The strong mentality is allied to the straight talking persona that was bolstered by dad Craig and coach McKee as they played a dual role in his development through the highs and lows as an amateur.

"My dad has been a big influence on me. He stays in the background, that's just his character and I like that. He lets people who know what they're doing get on with it," added Frampton.

"But I know he is always there for me. If I have needed advice he has been there for me. It's the little things that count - I know that night or day if I needed something he would be there for me and that's important. Even something as simple as tape for my bandages, if I was arriving home off the plane and needed them he would get on a bus and get them - he has never learned to drive.

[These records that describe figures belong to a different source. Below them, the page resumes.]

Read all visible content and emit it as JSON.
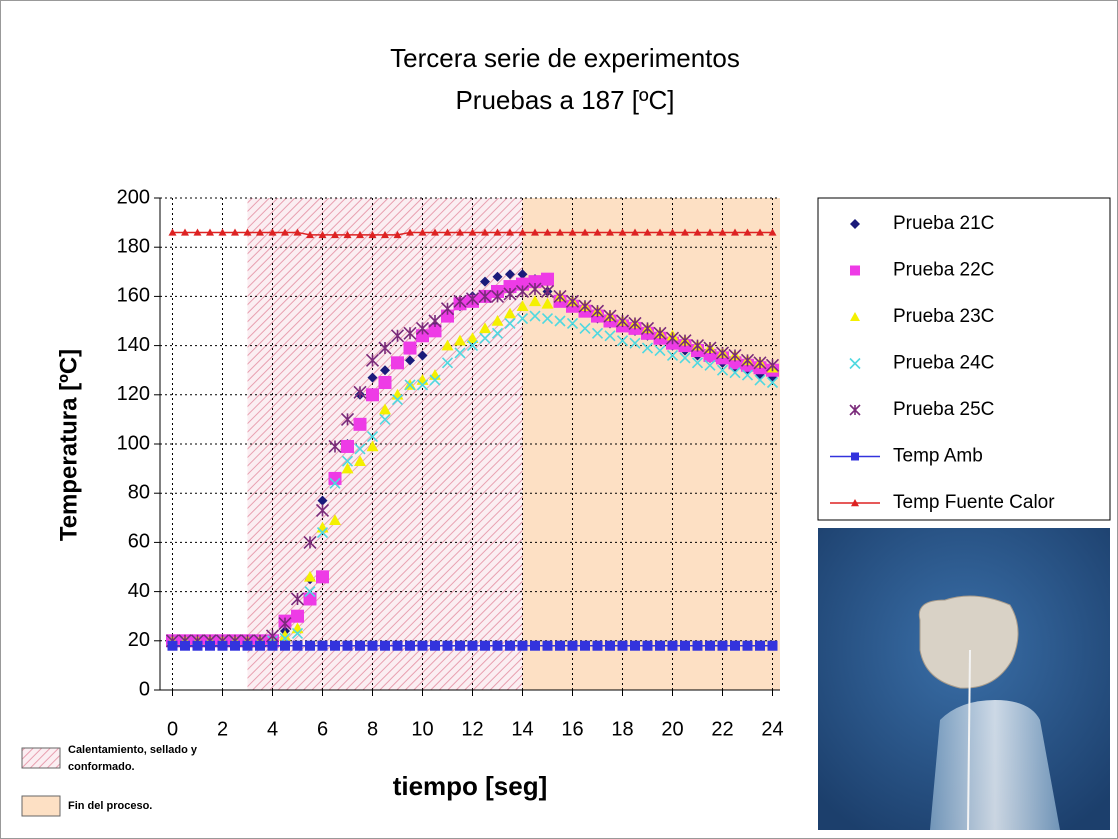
{
  "chart_data": {
    "type": "scatter",
    "title": "Tercera serie de experimentos",
    "subtitle": "Pruebas a 187 [ºC]",
    "x_label": "tiempo [seg]",
    "y_label": "Temperatura [ºC]",
    "xlim": [
      -0.5,
      24.3
    ],
    "ylim": [
      0,
      200
    ],
    "xticks": [
      0,
      2,
      4,
      6,
      8,
      10,
      12,
      14,
      16,
      18,
      20,
      22,
      24
    ],
    "yticks": [
      0,
      20,
      40,
      60,
      80,
      100,
      120,
      140,
      160,
      180,
      200
    ],
    "grid": true,
    "legend": "right",
    "regions": [
      {
        "label": "Calentamiento, sellado y conformado.",
        "x": [
          3,
          14
        ],
        "color": "#e8a0b0",
        "pattern": "hatch"
      },
      {
        "label": "Fin del proceso.",
        "x": [
          14,
          24.3
        ],
        "color": "#fde0c4",
        "pattern": "solid"
      }
    ],
    "x": [
      0,
      0.5,
      1,
      1.5,
      2,
      2.5,
      3,
      3.5,
      4,
      4.5,
      5,
      5.5,
      6,
      6.5,
      7,
      7.5,
      8,
      8.5,
      9,
      9.5,
      10,
      10.5,
      11,
      11.5,
      12,
      12.5,
      13,
      13.5,
      14,
      14.5,
      15,
      15.5,
      16,
      16.5,
      17,
      17.5,
      18,
      18.5,
      19,
      19.5,
      20,
      20.5,
      21,
      21.5,
      22,
      22.5,
      23,
      23.5,
      24
    ],
    "series": [
      {
        "name": "Prueba 21C",
        "color": "#1a1a7a",
        "marker": "diamond",
        "values": [
          20,
          20,
          20,
          20,
          20,
          20,
          20,
          20,
          21,
          24,
          30,
          45,
          77,
          86,
          100,
          120,
          127,
          130,
          133,
          134,
          136,
          148,
          152,
          156,
          160,
          166,
          168,
          169,
          169,
          167,
          162,
          158,
          156,
          154,
          151,
          149,
          148,
          146,
          144,
          142,
          140,
          138,
          136,
          135,
          133,
          131,
          130,
          128,
          127
        ]
      },
      {
        "name": "Prueba 22C",
        "color": "#ee3be6",
        "marker": "square",
        "values": [
          20,
          20,
          20,
          20,
          20,
          20,
          20,
          20,
          20,
          28,
          30,
          37,
          46,
          86,
          99,
          108,
          120,
          125,
          133,
          139,
          144,
          146,
          152,
          157,
          158,
          160,
          162,
          164,
          165,
          166,
          167,
          158,
          156,
          154,
          152,
          150,
          148,
          147,
          145,
          143,
          141,
          140,
          138,
          136,
          135,
          133,
          132,
          131,
          130
        ]
      },
      {
        "name": "Prueba 23C",
        "color": "#f4f000",
        "marker": "triangle",
        "values": [
          20,
          20,
          20,
          20,
          20,
          20,
          20,
          20,
          20,
          22,
          25,
          46,
          66,
          69,
          90,
          93,
          99,
          114,
          120,
          124,
          126,
          128,
          140,
          142,
          143,
          147,
          150,
          153,
          156,
          158,
          157,
          160,
          158,
          156,
          154,
          152,
          150,
          149,
          147,
          145,
          144,
          142,
          140,
          139,
          137,
          136,
          134,
          133,
          131
        ]
      },
      {
        "name": "Prueba 24C",
        "color": "#4fd8e0",
        "marker": "cross",
        "values": [
          20,
          20,
          20,
          20,
          20,
          20,
          20,
          20,
          20,
          21,
          23,
          40,
          64,
          84,
          93,
          98,
          103,
          110,
          118,
          124,
          124,
          126,
          133,
          137,
          140,
          143,
          145,
          149,
          151,
          152,
          151,
          150,
          149,
          147,
          145,
          144,
          142,
          141,
          139,
          138,
          136,
          135,
          133,
          132,
          130,
          129,
          128,
          126,
          125
        ]
      },
      {
        "name": "Prueba 25C",
        "color": "#7a2a7a",
        "marker": "asterisk",
        "values": [
          20,
          20,
          20,
          20,
          20,
          20,
          20,
          20,
          22,
          27,
          37,
          60,
          73,
          99,
          110,
          121,
          134,
          139,
          144,
          145,
          147,
          150,
          155,
          158,
          159,
          160,
          160,
          161,
          162,
          163,
          162,
          160,
          158,
          156,
          154,
          152,
          150,
          149,
          147,
          145,
          143,
          142,
          140,
          139,
          137,
          136,
          134,
          133,
          132
        ]
      },
      {
        "name": "Temp Amb",
        "color": "#3333dd",
        "marker": "square",
        "line": true,
        "values": [
          18,
          18,
          18,
          18,
          18,
          18,
          18,
          18,
          18,
          18,
          18,
          18,
          18,
          18,
          18,
          18,
          18,
          18,
          18,
          18,
          18,
          18,
          18,
          18,
          18,
          18,
          18,
          18,
          18,
          18,
          18,
          18,
          18,
          18,
          18,
          18,
          18,
          18,
          18,
          18,
          18,
          18,
          18,
          18,
          18,
          18,
          18,
          18,
          18
        ]
      },
      {
        "name": "Temp Fuente Calor",
        "color": "#dd2222",
        "marker": "triangle",
        "line": true,
        "values": [
          186,
          186,
          186,
          186,
          186,
          186,
          186,
          186,
          186,
          186,
          186,
          185,
          185,
          185,
          185,
          185,
          185,
          185,
          185,
          186,
          186,
          186,
          186,
          186,
          186,
          186,
          186,
          186,
          186,
          186,
          186,
          186,
          186,
          186,
          186,
          186,
          186,
          186,
          186,
          186,
          186,
          186,
          186,
          186,
          186,
          186,
          186,
          186,
          186
        ]
      }
    ]
  }
}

"We're similar personalities, quite laid back but when there's something to be said he'll say it. He's also someone who has always been very determined to help people out, he's straight down the line - there's no rubbish. It's the same with Billy McKee. When Billy speaks he has something to say, it's not just noise."

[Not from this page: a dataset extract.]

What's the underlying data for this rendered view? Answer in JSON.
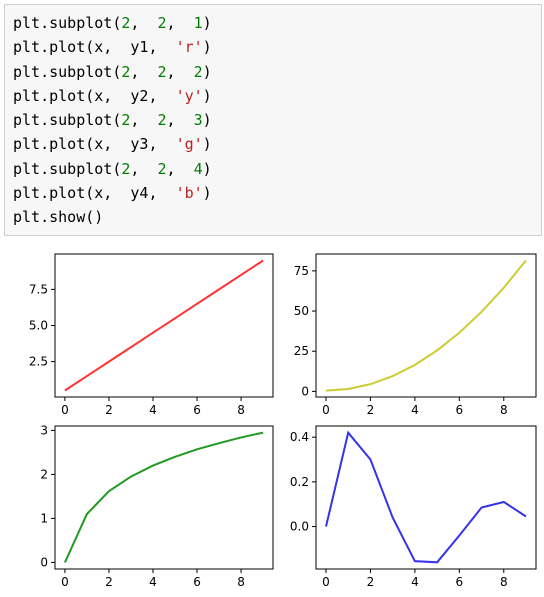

That same defiant determination has also allowed him to make big decisions outside the ring and it has come as no surprise just how well Frampton seems to have gelled with coach Jamie Moore, another straight talking boxing man.

"Overall Jamie has been a great influence, as has the whole set-up in Manchester. There's a good balance between getting the hard work done and still being able to enjoy the experience. The craic in the gym is great and you need that release because this is such an intense and at times lonely sport.

"This is the most professional camp I've had throughout my career. Every box has been ticked, I have been tested at the start of the camp, during it and at the end. I've been closer to the weight a week out than I have been in a long while and I feel stronger than ever.

"It's never easy making weight but I'm very happy with how everything has gone. I can't remember one bad day in the gym."

That is the way it had to be ahead of facing a man with the pedigree of Donaire. Some will argue that at 35 his best days are behind him but the Northern Ireland hero is adamant that he has not allowed such thoughts to cross his mind.

"When you look at the featherweight division, Donaire (below) has achieved more than the current world champions as well as myself in terms of accolades," he said.

"In terms of knockout power in the featherweight division he is as big a puncher as WBO champion Oscar Valdez and myself - I wouldn't rate Lee Selby, Leo Santa Cruz or Gary Russell as dangerous punchers in the same way.

"He could be the hardest puncher I've ever faced and certainly the biggest puncher since I fought Kiko Martinez.

"He has been the biggest puncher so far but Donaire is a more correct and faster puncher.

"Kiko could probably lift more in the gym but because of Donaire's technique he has a KO reel that every fighter would envy."

Defiant and determined as ever, Frampton is burning with desire to deliver a performance that will lead to his coveted big night at Windsor Park.

Donaire is not short on character himself so the clash of Tigers Bay titanium and Filipino steel surely cannot fail to give the 9,000 roaring supporters a night to remember.